32 and 33 Stratford Road
During the WW Frederick Stobie established a furniture dealership at Number 32 and it remained in the family for at least two generations. Number 32 was always a residence although there are signs in this recent photo of a shop conversion.

34 and 35 Stratford Road
Number 34 has been much modified from the original with a new shop frontage and new windows. Number 34 has retained its original frontage, although slate tiles have been replaced

36 and 37 Stratford Road
The house at Number 36 was residential until 1911 when William Airlie, and artificial teeth maker appears in 1911. Since then, and now for 100 years, it has been a dental surgery. The bay window, and the porch over the door may have been added in the 1950s. the wheel chair ramp is recent.

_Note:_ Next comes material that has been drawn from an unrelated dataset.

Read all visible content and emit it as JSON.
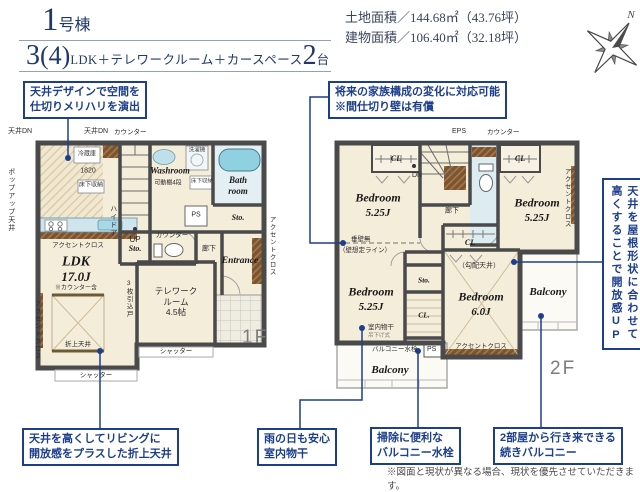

Number 37 became a branch practice for the Stony Stratford physician Arthur Habgood and continued under various partnerships - Habgood and Gooch, Bull, Habgood and Lawrence, Lawrence, Douglas and Witheridge until more modern clinics evolved. It has now reverted to a private hoise.

38 and 39 Stratford Road
These two have stayed as private houses since they were built in 1860. Number 38 concludes the terrace of four with a round arch doorway, although this house has replaced the original sash window with a bow window.
Number 39 begins another series with rounded arch upper windows and faux stone facing. Note how steps appear as the Stratford Road dips and the level of the terrace is maintained.

40 Stratford Road
This larger, double-fronted house, built in the same style and probably by the same builder as No. 39 was a private residence for some years and then became a coffee house. Later he converted it into a "Temperance Hotel", providing accommodation for travellers who did not wish to stay at the licensed hotels - the Royal Engineer, the North Western and the Vic.

41 Stratford Road
This is the last of the three houses with arched upper windows. Like No. 39 it has retained its status as a  family residence and the facing on the front wall is presumably original.

42 and 43 Stratford Road
There is no evidence for shop conversions here until 1939, when Archie Day opened his ironmongery at No. 42. As you can see the frontages are a later design from some of the earlier conversions to the east.

44 Stratford Road
This substantial house was, until the development of Cambridge Street in the 1890s, on the western edge of Wolverton. It was Number 1 Stratford Road until 1900, when the local authorities decided on a more logical numbering system for Wolverton house and businesses, and after almost 40 years of being 1, Stratford Road, it was re-numbered as 44.
Each house now has a long history. Some, like the rather fine looking house at Number 23, have maintained their residential status throughout, while others have been converted into commercial premises.